The most important features of an arbitral seat are:
- respect for the rule of law
- domestic arbitration legislation which is modern, comprehensive and clear, which respects the parties’ choice of arbitration, provides a framework for resolving a dispute by arbitration, limits the scope for judicial intervention and mandates the recognition and enforcement of arbitral awards in accordance with international treaties.
- a highly experienced, independent and efficient judiciary with an established pedigree of respecting the arbitral process and enforcing arbitral awards including those rendered overseas
- a respected, experienced and dynamic local bar governed by the highest standards of ethical conduct.
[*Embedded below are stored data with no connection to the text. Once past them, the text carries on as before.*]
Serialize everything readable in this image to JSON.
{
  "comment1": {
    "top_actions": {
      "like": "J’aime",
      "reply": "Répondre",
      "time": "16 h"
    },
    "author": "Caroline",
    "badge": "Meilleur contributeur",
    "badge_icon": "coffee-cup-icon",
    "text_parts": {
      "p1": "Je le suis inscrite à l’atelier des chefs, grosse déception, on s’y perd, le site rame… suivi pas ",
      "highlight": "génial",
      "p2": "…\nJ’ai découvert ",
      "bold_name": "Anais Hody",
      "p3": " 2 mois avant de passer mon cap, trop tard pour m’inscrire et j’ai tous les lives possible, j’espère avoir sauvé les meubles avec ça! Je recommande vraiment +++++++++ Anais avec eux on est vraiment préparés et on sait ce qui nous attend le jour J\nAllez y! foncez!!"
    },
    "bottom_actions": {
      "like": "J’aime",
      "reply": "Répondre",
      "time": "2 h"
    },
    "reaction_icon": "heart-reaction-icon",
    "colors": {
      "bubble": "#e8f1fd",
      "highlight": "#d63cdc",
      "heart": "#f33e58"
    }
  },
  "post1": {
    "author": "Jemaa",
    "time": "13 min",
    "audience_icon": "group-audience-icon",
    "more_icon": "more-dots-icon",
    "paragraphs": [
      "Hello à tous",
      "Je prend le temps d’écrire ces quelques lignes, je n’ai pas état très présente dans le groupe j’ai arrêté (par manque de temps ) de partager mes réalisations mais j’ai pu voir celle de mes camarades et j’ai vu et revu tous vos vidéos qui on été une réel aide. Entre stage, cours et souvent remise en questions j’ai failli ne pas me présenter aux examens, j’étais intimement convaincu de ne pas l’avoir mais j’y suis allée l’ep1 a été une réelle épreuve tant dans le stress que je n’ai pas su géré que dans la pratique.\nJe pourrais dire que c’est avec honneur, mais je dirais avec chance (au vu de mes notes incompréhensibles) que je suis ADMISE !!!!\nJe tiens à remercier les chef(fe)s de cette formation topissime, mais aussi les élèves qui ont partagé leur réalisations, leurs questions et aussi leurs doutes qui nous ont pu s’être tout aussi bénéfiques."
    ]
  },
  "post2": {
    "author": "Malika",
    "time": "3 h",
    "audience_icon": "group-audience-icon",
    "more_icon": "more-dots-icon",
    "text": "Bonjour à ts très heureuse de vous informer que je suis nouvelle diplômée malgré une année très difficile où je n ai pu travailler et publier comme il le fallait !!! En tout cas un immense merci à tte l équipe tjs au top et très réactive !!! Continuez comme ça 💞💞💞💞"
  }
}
- the ability of parties to be represented in arbitration by lawyers from anywhere in the world
- safety, accessibility and infrastructure.
London has all of these important qualities. None requires membership of the EU. Other leading centres for international arbitration, including Hong Kong and Singapore and those in Switzerland have thrived wholly outside of the EU.
For international arbitration, it is the New York Convention that is our most important legal infrastructure. That global treaty, which allows for the recognition and enforcement of arbitral awards in over 150 countries, does not depend on membership of the EU. Awards rendered in London will continue to be enforceable in other New York Convention jurisdictions, including in the EU Member States, regardless of Brexit. The key European instrument on jurisdiction and enforcement issues in civil and commercial matters, the Brussels Regulation, does not apply to commercial arbitration. Arbitration agreements concluded pre-Brexit providing for arbitration in London will, therefore, continue to be binding and enforceable. The English courts will intervene to restrain proceedings brought in breach of an arbitration agreement, even where no arbitral proceedings are contemplated (Ust-Kamenogorsk Hydropower Plant JSC v AES Ust-Kamenogorsk Hydropower Plant LLP 2013 UKSC 35).
The English Arbitration Act is now in its 20th year. It provides a tried-and-tested framework for international arbitration. Brexit will not affect that framework. The (truly) international arbitral community based in London will remain committed to preserving London’s standing as a leading arbitral seat and to delivering world-class services that remain relevant to end users of arbitration.
Whilst the wider impact of Brexit remains to be seen, the legal consequences for London arbitration are known and they are negligible if not non-existent. Overseas parties and counsel attending hearings in London post-Brexit should see no impact on their London cases (besides, for now at least, some very favourable exchange rates).
The message from London arbitration is therefore clear: keep calm, and keep choosing London.